POUR REVENIR À LA GRANDE BOUCLE, L’OMNIBUS LUI A DEMANDé S’IL A ÉTÉ surpris PAR CETTE SÉLECTION?

«Pas totalement, dans la mesure où il avait dit que nous étions une quinzaine à être en lice pour les neuf places de la formation pour le Tour de France. J’ai donc axé ma préparation dans la perspective de cet événement.

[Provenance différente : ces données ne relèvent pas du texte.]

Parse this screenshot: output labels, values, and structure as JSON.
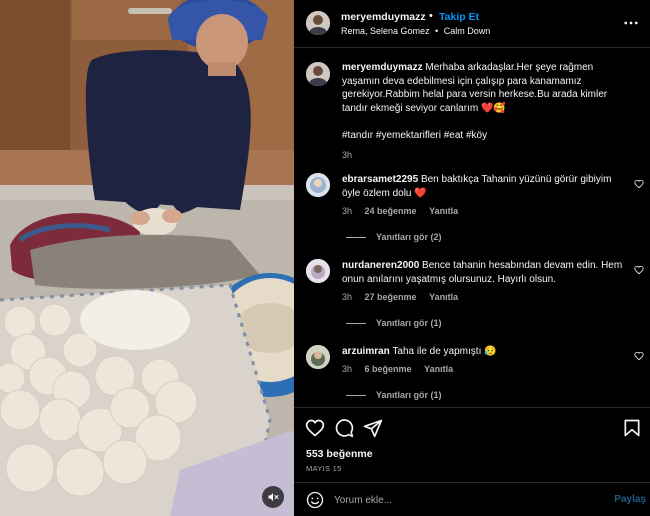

C’est la raison pour laquelle je n’ai pas participé au Giro, comme j’en avais un peu l’habitude.

QUAND ETES VOUS PARTI POUR UTRECHT?

– Nous avons pris l’avion mardi pour Paris, pour aller ensuite reconnaître l’étape des pavés avant de filer le lendemain vers notre hôtel en Hollande, 3 jours avant le départ.

AVEZ-VOUS RECONNU D’AUTRES ETAPES AVEC BMC?

– Au début juin, nous sommes allés rouler sur les étapes alpestres. J’imagine que la dernière semaine sera décisive avec notamment la 19e étape et le franchissement du Col de la Croix de Fer, avec arrivée à la Toussuire. Par contre, l’arrivée à l’Alpe d’Huez sera un peu moins compliquée, puisque les organisateurs ont renoncé au passage du Galibier suite à un éboulement.

QUEL SERA LE PROGRAMME DE VOTRE EEQUIPE DURANT LES 3 JOURS QUI PRECEDERONT LE DEPART?

– En principe, c’est l’occasion de nous reposer et de récupérer avant ces trois semaines de course. Il faudra être également à disposition des médias, en évitant les excès. Nous aurons aussi l’occasion de visionner des vidéos de certaines étapes, puisque les nouvelles technologies nous permettent de nous rendre compte du menu qui nous attend, comme nous parlerons tactique au sein de l’équipe.

POUR LES NON-CONNAISSEURS, DITES-NOUS QUELLE SERA VOTRE MISSION DANS CE TOUR?
– Il faut savoir d’abord que le cyclisme est devenu un sport d’équipe. Nous ne chercherons pas à placer 3 ou 4 coureurs parmi les 30 premiers du classement général, mais nous privilégierons notre leader (l’Américain Tejay Van Garderen) dans l’espoir qu’il termine sur le podium à Paris, ou qu’il empoche des succès d’étape. Dans cette perspective, j’aurai à rouler pour lui dans les étapes de plaine. En montagne, on me demandera d’effectuer le début de la journée à ses côtés avant de terminer dans le peloton des sprinters (gruppetto), avec le devoir de terminer dans les délais pour ne pas être éliminé de la course.

ON SAIT QUE LES PREMIERES ETAPES DU TOUR SONT NERVEUSES, DE QUOI VOUS FAIRE PEUR?

– Je me réjouis de vivre cela, car on dit que les nerfs des cyclistes sont mis à rude épreuve au début tant le peloton est excité. Je n’ai cependant pas d’appréhension particulière, pour avoir vécu cela au Giro. Cela dit, nous connaissons un peu les profils des étapes pour éviter ces pépins des premiers jours.
QUEL SERA VOTRE BUT PERSONNEL?
– Forcément aider mon leader, mais également rallier Paris. J’ai plusieurs fois vu la parade de fin sur les Champs Elysées et je rêve d’y participer, surtout avec mon maillot de champion de Suisse. Cela doit être exceptionnel et j’espère que j’y parviendrai. C’est mon rêve.»
On notera encore que durant la semaine, Théry Schir avait remporté, pour la deuxième fois le titre de champion national du contre-la-montre des moins de 23 ans, et que Cyrille Thièry a enlevé la médaille de bronze du championnat élite sur route. Un superbe bilan pour le VC Orbe.